Although positive associations between metrics of sex-differential selection and MAF indicate that balancing selection may be present, our analyses did not reveal clear signals of long-term balancing selection among sex-differentiated sites. The absence of such signals may stem from several factors. First, SA polymorphisms are only predicted to experience balancing selection under narrow conditions [10,73], so SA loci may not experience balancing selection at all. Second, balancing selection could affect sex-differentiated polymorphisms but be too recent to generate a clear statistical signal in our analyses [74]. Third, long-term balancing selection at sex-differentiated loci may be present but effectively weak, owing to relatively small Ne in humans [75] and the high susceptibility of SA alleles to genetic drift [73,76]. Fourth, long-term balancing selection may be present, but statistical tests for it may be too weak to stand out from the background noise of false positives in our metrics and the datasets used to quantify balancing selection [77].
How do we reconcile these results with previous work in Drosophila melanogaster indicating that candidate SA polymorphisms segregate across worldwide populations and even species [33]? A parsimonious explanation for these contrasting findings is that the effectiveness of balancing selection is lower in humans than fruit flies due to much smaller Ne. Indeed, given the pronounced sensitivity of SA balancing selection to genetic drift [73,76], we should expect the relationship between signals of SA and balancing selection to vary with Ne. Moreover, previous work in D. melanogaster focussed on SA polymorphisms [33] to the exclusion of SC polymorphisms, whereas our metrics capture both forms of sex-differential variation, thus weakening the power of tests for associations with signals of balancing selection. Interestingly, when we partitioned signals of sex-differentiation into SA and SC components, we found indications that candidate SA sites were indeed older, which implies that SA balancing selection may be present but masked by sex-differential SC polymorphisms. Overall, evidence that sex-differentiated, including SA, polymorphisms contribute to standing genetic variation—as in our study—is at present much stronger than evidence that they are maintained by balancing selection.

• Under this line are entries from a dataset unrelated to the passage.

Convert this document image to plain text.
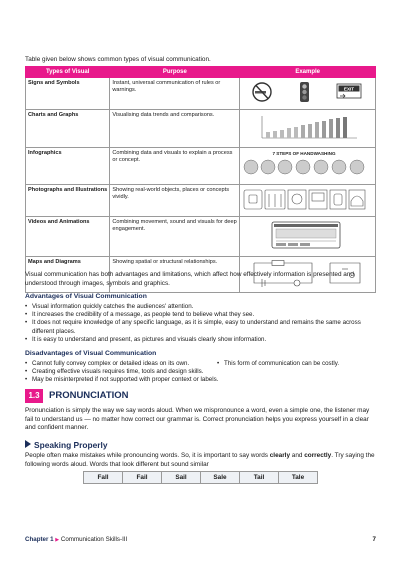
Table given below shows common types of visual communication.
Types of Visual	Purpose	Example
Signs and Symbols	Instant, universal communication of rules or warnings.	EXIT

Charts and Graphs	Visualising data trends and comparisons.	
Infographics	Combining data and visuals to explain a process or concept.	7 STEPS OF HANDWASHING

Photographs and Illustrations	Showing real-world objects, places or concepts vividly.	
Videos and Animations	Combining movement, sound and visuals for deep engagement.	
Maps and Diagrams	Showing spatial or structural relationships.	
Visual communication has both advantages and limitations, which affect how effectively information is presented and understood through images, symbols and graphics.
Advantages of Visual Communication
• Visual information quickly catches the audiences' attention.
• It increases the credibility of a message, as people tend to believe what they see.
• It does not require knowledge of any specific language, as it is simple, easy to understand and remains the same across different places.
• It is easy to understand and present, as pictures and visuals clearly show information.
Disadvantages of Visual Communication
• Cannot fully convey complex or detailed ideas on its own.	• This form of communication can be costly.
• Creating effective visuals requires time, tools and design skills.
• May be misinterpreted if not supported with proper context or labels.
1.3 PRONUNCIATION
Pronunciation is simply the way we say words aloud. When we mispronounce a word, even a simple one, the listener may fail to understand us — no matter how correct our grammar is. Correct pronunciation helps you express yourself in a clear and confident manner.
Speaking Properly
People often make mistakes while pronouncing words. So, it is important to say words clearly and correctly. Try saying the following words aloud. Words that look different but sound similar
Fall	Fail	Sail	Sale	Tail	Tale
Chapter 1 ▶ Communication Skills-III	7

Directions for future research
Our analyses suggest a number of fruitful directions for further research. First, given the difficulty of distinguishing participation bias from selection in signals of between-sex allele frequency differentiation among adults, conclusively establishing the presence of sex-differential viability selection in genomic data remains an important research direction. Parent-offspring trio analyses that control for participation effects [78], or replication of our analysis strategy in large datasets sampled through passive rather than active participation, may yield the evidence required. Second, the extent to which variants with positive effects on mortality in a given sex have similar or opposing effects on reproduction bears further examination. Our finding that genetic correlations between metrics of viability and reproductive selection were not significantly different from zero indicates a range of possible scenarios. It may suggest that variants affecting each fitness component are independent (i.e., because alleles affecting each component are genuinely independent), that between-sex allele frequency differentiation among adults is a poor signal of sex-differential viability selection or that a similar fraction of loci have concordant and antagonistic effects, thus also generating no net correlation.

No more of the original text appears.